Clinical Monitoring for High-Risk Groups
Individuals who are identified as high-risk, either due to a genetic predisposition or a pre-leukemic condition like MDS, require a personalized and rigorous surveillance protocol. The goal of this monitoring is to detect the transformation to overt AML at its earliest stage, which significantly improves the chances of successful treatment.
This surveillance typically begins with frequent Complete Blood Counts (CBC) with differential, which track any changes in the number of healthy white cells, red cells, and platelets. For patients with higher-risk MDS, active monitoring often involves a bone marrow aspiration and biopsy performed at periodic intervals, which can range from every few months to annually, depending on the patient’s stability and risk score. This invasive procedure allows clinicians to microscopically check for morphologic changes, such as an increase in the percentage of immature blasts.

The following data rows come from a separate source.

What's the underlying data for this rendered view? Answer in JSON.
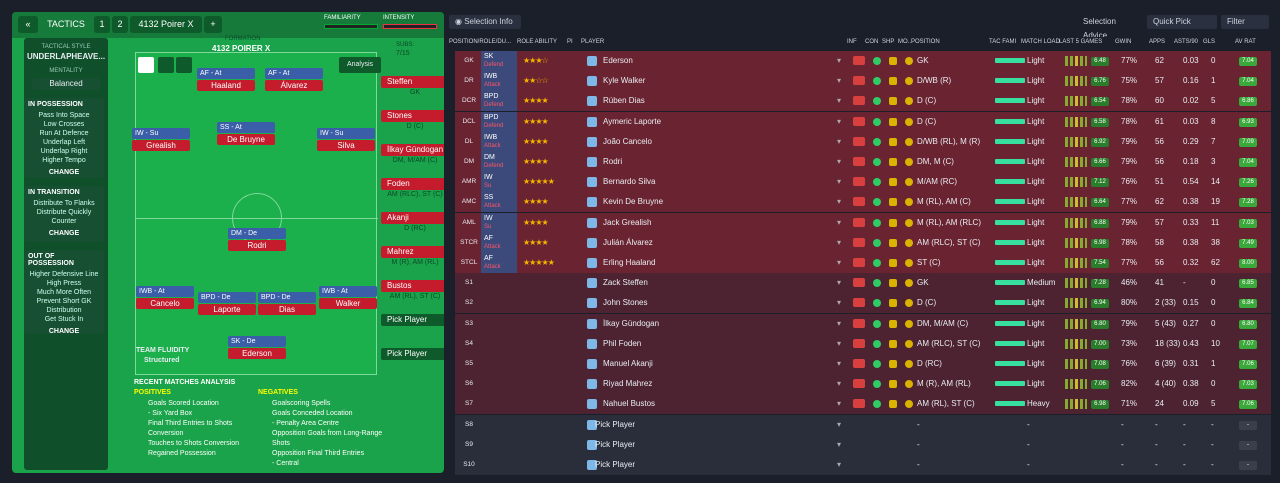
{
  "topbar": {
    "back": "«",
    "tactics": "TACTICS",
    "slot1": "1",
    "slot2": "2",
    "tactic_name": "4132 Poirer X",
    "add": "+",
    "familiarity": "FAMILIARITY",
    "intensity": "INTENSITY"
  },
  "sidebar": {
    "style_label": "TACTICAL STYLE",
    "style": "UNDERLAPHEAVE...",
    "mentality_label": "MENTALITY",
    "mentality": "Balanced",
    "in_possession": {
      "title": "IN POSSESSION",
      "items": [
        "Pass Into Space",
        "Low Crosses",
        "Run At Defence",
        "Underlap Left",
        "Underlap Right",
        "Higher Tempo"
      ],
      "change": "CHANGE"
    },
    "in_transition": {
      "title": "IN TRANSITION",
      "items": [
        "Distribute To Flanks",
        "Distribute Quickly",
        "Counter"
      ],
      "change": "CHANGE"
    },
    "out_of_possession": {
      "title": "OUT OF POSSESSION",
      "items": [
        "Higher Defensive Line",
        "High Press",
        "Much More Often",
        "Prevent Short GK",
        "Distribution",
        "Get Stuck In"
      ],
      "change": "CHANGE"
    }
  },
  "formation": {
    "label": "FORMATION",
    "name": "4132 POIRER X",
    "analysis": "Analysis",
    "subs_label": "SUBS:",
    "subs": "7/15",
    "fluidity_label": "TEAM FLUIDITY",
    "fluidity": "Structured"
  },
  "pitch": [
    {
      "role": "AF - At",
      "name": "Haaland"
    },
    {
      "role": "AF - At",
      "name": "Álvarez"
    },
    {
      "role": "IW - Su",
      "name": "Grealish"
    },
    {
      "role": "SS - At",
      "name": "De Bruyne"
    },
    {
      "role": "IW - Su",
      "name": "Silva"
    },
    {
      "role": "DM - De",
      "name": "Rodri"
    },
    {
      "role": "IWB - At",
      "name": "Cancelo"
    },
    {
      "role": "BPD - De",
      "name": "Laporte"
    },
    {
      "role": "BPD - De",
      "name": "Dias"
    },
    {
      "role": "IWB - At",
      "name": "Walker"
    },
    {
      "role": "SK - De",
      "name": "Ederson"
    }
  ],
  "subs": [
    {
      "name": "Steffen",
      "pos": "GK"
    },
    {
      "name": "Stones",
      "pos": "D (C)"
    },
    {
      "name": "İlkay Gündogan",
      "pos": "DM, M/AM (C)"
    },
    {
      "name": "Foden",
      "pos": "AM (RLC), ST (C)"
    },
    {
      "name": "Akanji",
      "pos": "D (RC)"
    },
    {
      "name": "Mahrez",
      "pos": "M (R), AM (RL)"
    },
    {
      "name": "Bustos",
      "pos": "AM (RL), ST (C)"
    },
    {
      "name": "Pick Player",
      "pos": ""
    },
    {
      "name": "Pick Player",
      "pos": ""
    }
  ],
  "recent": {
    "title": "RECENT MATCHES ANALYSIS",
    "positives_label": "POSITIVES",
    "negatives_label": "NEGATIVES",
    "positives": [
      "Goals Scored Location",
      "- Six Yard Box",
      "Final Third Entries to Shots",
      "Conversion",
      "Touches to Shots Conversion",
      "Regained Possession"
    ],
    "negatives": [
      "Goalscoring Spells",
      "Goals Conceded Location",
      "- Penalty Area Centre",
      "Opposition Goals from Long-Range",
      "Shots",
      "Opposition Final Third Entries",
      "- Central"
    ]
  },
  "right": {
    "selection_info": "Selection Info",
    "selection_advice": "Selection Advice",
    "quick_pick": "Quick Pick",
    "filter": "Filter"
  },
  "columns": [
    "POSITION/ROLE/DU...",
    "ROLE ABILITY",
    "PI",
    "PLAYER",
    "INF",
    "CON",
    "SHP",
    "MO...",
    "POSITION",
    "TAC FAMI",
    "MATCH LOAD",
    "LAST 5 GAMES",
    "GWIN",
    "APPS",
    "ASTS/90",
    "GLS",
    "AV RAT"
  ],
  "rows": [
    {
      "pos": "GK",
      "role": "SK",
      "duty": "Defend",
      "stars": "★★★☆",
      "player": "Ederson",
      "position": "GK",
      "load": "Light",
      "l5": "6.48",
      "gwin": "77%",
      "apps": "62",
      "asts": "0.03",
      "gls": "0",
      "avr": "7.04",
      "kind": "r1"
    },
    {
      "pos": "DR",
      "role": "IWB",
      "duty": "Attack",
      "stars": "★★☆☆",
      "player": "Kyle Walker",
      "position": "D/WB (R)",
      "load": "Light",
      "l5": "6.76",
      "gwin": "75%",
      "apps": "57",
      "asts": "0.16",
      "gls": "1",
      "avr": "7.04",
      "kind": "r1"
    },
    {
      "pos": "DCR",
      "role": "BPD",
      "duty": "Defend",
      "stars": "★★★★",
      "player": "Rúben Dias",
      "position": "D (C)",
      "load": "Light",
      "l5": "6.54",
      "gwin": "78%",
      "apps": "60",
      "asts": "0.02",
      "gls": "5",
      "avr": "6.86",
      "kind": "r1"
    },
    {
      "pos": "DCL",
      "role": "BPD",
      "duty": "Defend",
      "stars": "★★★★",
      "player": "Aymeric Laporte",
      "position": "D (C)",
      "load": "Light",
      "l5": "6.58",
      "gwin": "78%",
      "apps": "61",
      "asts": "0.03",
      "gls": "8",
      "avr": "6.93",
      "kind": "r1"
    },
    {
      "pos": "DL",
      "role": "IWB",
      "duty": "Attack",
      "stars": "★★★★",
      "player": "João Cancelo",
      "position": "D/WB (RL), M (R)",
      "load": "Light",
      "l5": "6.92",
      "gwin": "79%",
      "apps": "56",
      "asts": "0.29",
      "gls": "7",
      "avr": "7.09",
      "kind": "r1"
    },
    {
      "pos": "DM",
      "role": "DM",
      "duty": "Defend",
      "stars": "★★★★",
      "player": "Rodri",
      "position": "DM, M (C)",
      "load": "Light",
      "l5": "6.66",
      "gwin": "79%",
      "apps": "56",
      "asts": "0.18",
      "gls": "3",
      "avr": "7.04",
      "kind": "r1"
    },
    {
      "pos": "AMR",
      "role": "IW",
      "duty": "Su",
      "stars": "★★★★★",
      "player": "Bernardo Silva",
      "position": "M/AM (RC)",
      "load": "Light",
      "l5": "7.12",
      "gwin": "76%",
      "apps": "51",
      "asts": "0.54",
      "gls": "14",
      "avr": "7.26",
      "kind": "r1"
    },
    {
      "pos": "AMC",
      "role": "SS",
      "duty": "Attack",
      "stars": "★★★★",
      "player": "Kevin De Bruyne",
      "position": "M (RL), AM (C)",
      "load": "Light",
      "l5": "6.64",
      "gwin": "77%",
      "apps": "62",
      "asts": "0.38",
      "gls": "19",
      "avr": "7.28",
      "kind": "r1"
    },
    {
      "pos": "AML",
      "role": "IW",
      "duty": "Su",
      "stars": "★★★★",
      "player": "Jack Grealish",
      "position": "M (RL), AM (RLC)",
      "load": "Light",
      "l5": "6.88",
      "gwin": "79%",
      "apps": "57",
      "asts": "0.33",
      "gls": "11",
      "avr": "7.03",
      "kind": "r1"
    },
    {
      "pos": "STCR",
      "role": "AF",
      "duty": "Attack",
      "stars": "★★★★",
      "player": "Julián Álvarez",
      "position": "AM (RLC), ST (C)",
      "load": "Light",
      "l5": "6.98",
      "gwin": "78%",
      "apps": "58",
      "asts": "0.38",
      "gls": "38",
      "avr": "7.49",
      "kind": "r1"
    },
    {
      "pos": "STCL",
      "role": "AF",
      "duty": "Attack",
      "stars": "★★★★★",
      "player": "Erling Haaland",
      "position": "ST (C)",
      "load": "Light",
      "l5": "7.54",
      "gwin": "77%",
      "apps": "56",
      "asts": "0.32",
      "gls": "62",
      "avr": "8.00",
      "kind": "r1"
    },
    {
      "pos": "S1",
      "role": "",
      "duty": "",
      "stars": "",
      "player": "Zack Steffen",
      "position": "GK",
      "load": "Medium",
      "l5": "7.28",
      "gwin": "46%",
      "apps": "41",
      "asts": "-",
      "gls": "0",
      "avr": "6.85",
      "kind": "r2"
    },
    {
      "pos": "S2",
      "role": "",
      "duty": "",
      "stars": "",
      "player": "John Stones",
      "position": "D (C)",
      "load": "Light",
      "l5": "6.94",
      "gwin": "80%",
      "apps": "2 (33)",
      "asts": "0.15",
      "gls": "0",
      "avr": "6.84",
      "kind": "r2"
    },
    {
      "pos": "S3",
      "role": "",
      "duty": "",
      "stars": "",
      "player": "İlkay Gündogan",
      "position": "DM, M/AM (C)",
      "load": "Light",
      "l5": "6.80",
      "gwin": "79%",
      "apps": "5 (43)",
      "asts": "0.27",
      "gls": "0",
      "avr": "6.80",
      "kind": "r2"
    },
    {
      "pos": "S4",
      "role": "",
      "duty": "",
      "stars": "",
      "player": "Phil Foden",
      "position": "AM (RLC), ST (C)",
      "load": "Light",
      "l5": "7.00",
      "gwin": "73%",
      "apps": "18 (33)",
      "asts": "0.43",
      "gls": "10",
      "avr": "7.07",
      "kind": "r2"
    },
    {
      "pos": "S5",
      "role": "",
      "duty": "",
      "stars": "",
      "player": "Manuel Akanji",
      "position": "D (RC)",
      "load": "Light",
      "l5": "7.08",
      "gwin": "76%",
      "apps": "6 (39)",
      "asts": "0.31",
      "gls": "1",
      "avr": "7.06",
      "kind": "r2"
    },
    {
      "pos": "S6",
      "role": "",
      "duty": "",
      "stars": "",
      "player": "Riyad Mahrez",
      "position": "M (R), AM (RL)",
      "load": "Light",
      "l5": "7.06",
      "gwin": "82%",
      "apps": "4 (40)",
      "asts": "0.38",
      "gls": "0",
      "avr": "7.03",
      "kind": "r2"
    },
    {
      "pos": "S7",
      "role": "",
      "duty": "",
      "stars": "",
      "player": "Nahuel Bustos",
      "position": "AM (RL), ST (C)",
      "load": "Heavy",
      "l5": "6.98",
      "gwin": "71%",
      "apps": "24",
      "asts": "0.09",
      "gls": "5",
      "avr": "7.06",
      "kind": "r2"
    },
    {
      "pos": "S8",
      "role": "",
      "duty": "",
      "stars": "",
      "player": "Pick Player",
      "position": "-",
      "load": "-",
      "l5": "",
      "gwin": "-",
      "apps": "-",
      "asts": "-",
      "gls": "-",
      "avr": "-",
      "kind": "r3"
    },
    {
      "pos": "S9",
      "role": "",
      "duty": "",
      "stars": "",
      "player": "Pick Player",
      "position": "-",
      "load": "-",
      "l5": "",
      "gwin": "-",
      "apps": "-",
      "asts": "-",
      "gls": "-",
      "avr": "-",
      "kind": "r3"
    },
    {
      "pos": "S10",
      "role": "",
      "duty": "",
      "stars": "",
      "player": "Pick Player",
      "position": "-",
      "load": "-",
      "l5": "",
      "gwin": "-",
      "apps": "-",
      "asts": "-",
      "gls": "-",
      "avr": "-",
      "kind": "r3"
    }
  ]
}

The cut-off for AML diagnosis is a blast count of 20% or more in the bone marrow or blood, but intervention may be considered before this threshold is reached. Genetic surveillance is increasingly incorporated into monitoring protocols, especially for patients with known predisposing germline mutations or high-risk MDS. This involves using deep sequencing techniques on peripheral blood or bone marrow samples to identify the acquisition of new somatic mutations or the evolution of existing mutations. Detecting these molecular events before a morphological change occurs allows physicians to initiate preemptive therapy or prepare for a stem cell transplant.